Surgical Repair of Right Inguinal Hernia
Recommended Treatment Approach
Mesh repair is strongly recommended as the first-choice treatment for right inguinal hernia repair, using either an open Lichtenstein technique or a laparoscopic approach (TEP or TAPP), with the specific approach tailored to surgeon expertise and patient characteristics. 1
Treatment Algorithm
Initial Assessment
- Confirm diagnosis through physical examination (sufficient in most cases)
- Rarely, ultrasound, MRI, CT scan, or herniography may be needed for confirmation
- Classify hernia using EHS classification system to guide treatment approach
Surgical Approach Selection
Open Mesh Repair (Lichtenstein)
- Advantages:
- Best for:
- Patients preferring local anesthesia
- Older patients with comorbidities
- Recurrent hernias after posterior approach failure 1
Laparoscopic Repair (TEP or TAPP)
- Advantages:
- Faster recovery time
- Lower risk of chronic pain
- Cost-effective when performed as day surgery
- Allows inspection of contralateral side (during TAPP) 1
- Best for:
- Younger, active patients
- Bilateral hernias
- Recurrent hernias after anterior repair
- Female patients (reduces risk of missing femoral hernia) 1
Mesh Considerations
- Standard flat mesh is recommended for most repairs
- So-called "low-weight" mesh may offer slight short-term benefits but no long-term advantages
- Mesh fixation in TEP is generally unnecessary except in large medial (M3) hernias
- Plug repair techniques are not recommended due to higher erosion risk 1
Anesthesia Options
- Local anesthesia recommended for open repair when surgeon is experienced with this technique
- General anesthesia suggested over regional anesthesia for patients ≥65 years
- Perioperative field blocks and subfascial/subcutaneous infiltrations recommended for all open repairs 1
Recurrent Hernias Management
- After anterior repair failure: posterior approach (laparoscopic) recommended
- After posterior repair failure: anterior approach recommended
- After both approaches have failed: referral to specialist hernia surgeon 1
- Laparoscopic repair of recurrent hernias shows acceptable recurrence rates (4.7% in one study) 3
Postoperative Care
- Day surgery recommended for most patients with organized aftercare
- Patients should resume normal activities without restrictions as soon as comfortable
- Monitor for complications: wound infection (4-12%), chronic pain (10-12%), recurrence 1
Special Considerations
Chronic Postoperative Inguinal Pain (CPIP)

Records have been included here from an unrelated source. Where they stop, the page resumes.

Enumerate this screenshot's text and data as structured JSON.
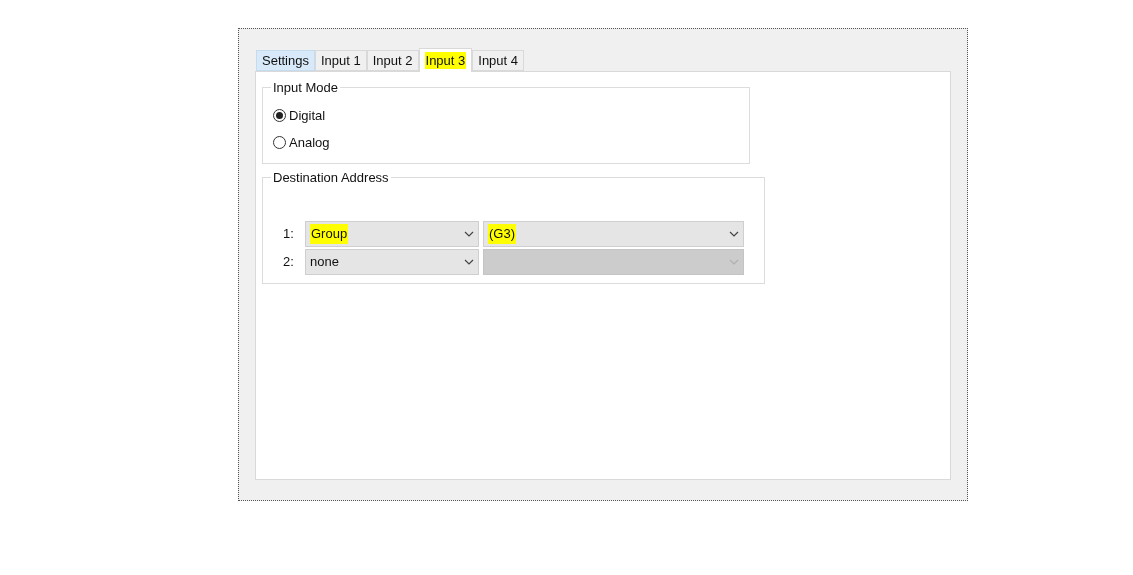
{
  "tabs": [
    {
      "label": "Settings",
      "selected": false,
      "hovered": true,
      "highlighted": false
    },
    {
      "label": "Input 1",
      "selected": false,
      "hovered": false,
      "highlighted": false
    },
    {
      "label": "Input 2",
      "selected": false,
      "hovered": false,
      "highlighted": false
    },
    {
      "label": "Input 3",
      "selected": true,
      "hovered": false,
      "highlighted": true
    },
    {
      "label": "Input 4",
      "selected": false,
      "hovered": false,
      "highlighted": false
    }
  ],
  "input_mode": {
    "title": "Input Mode",
    "options": [
      {
        "label": "Digital",
        "selected": true
      },
      {
        "label": "Analog",
        "selected": false
      }
    ]
  },
  "destination_address": {
    "title": "Destination Address",
    "rows": [
      {
        "label": "1:",
        "type": {
          "value": "Group",
          "highlighted": true
        },
        "target": {
          "value": "(G3)",
          "highlighted": true,
          "disabled": false
        }
      },
      {
        "label": "2:",
        "type": {
          "value": "none",
          "highlighted": false
        },
        "target": {
          "disabled": true
        }
      }
    ]
  }
}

- Occurs in 10-12% of cases, with debilitating pain in 0.5-6% of patients
- Risk factors: young age, female gender, high preoperative pain, early high postoperative pain
- Prevention: nerve recognition in open surgery and selective prophylactic pragmatic nerve resection
- Management: multi-disciplinary approach combining pharmacological and interventional measures 1
Surgical Expertise
- Learning curve for laparoscopic repair requires approximately 100 supervised procedures
- Surgeon case load may be more important than center volume
- Certification as expert hernia surgeon recommended 1
Common Pitfalls to Avoid
- Selecting surgical approach based solely on surgeon preference rather than patient factors
- Underestimating the risk of chronic pain (occurs in 10-12% of patients)
- Inadequate mesh fixation in large medial hernias, increasing recurrence risk
- Unnecessary mesh fixation in TEP for small or lateral hernias
- Using plug repair techniques (higher erosion risk)
- Restricting patient activities unnecessarily during recovery 1
The evidence strongly supports mesh-based repair as the gold standard for inguinal hernia treatment, with both open and laparoscopic approaches showing good outcomes when performed by experienced surgeons. The choice between techniques should consider surgeon expertise, patient characteristics, and available resources.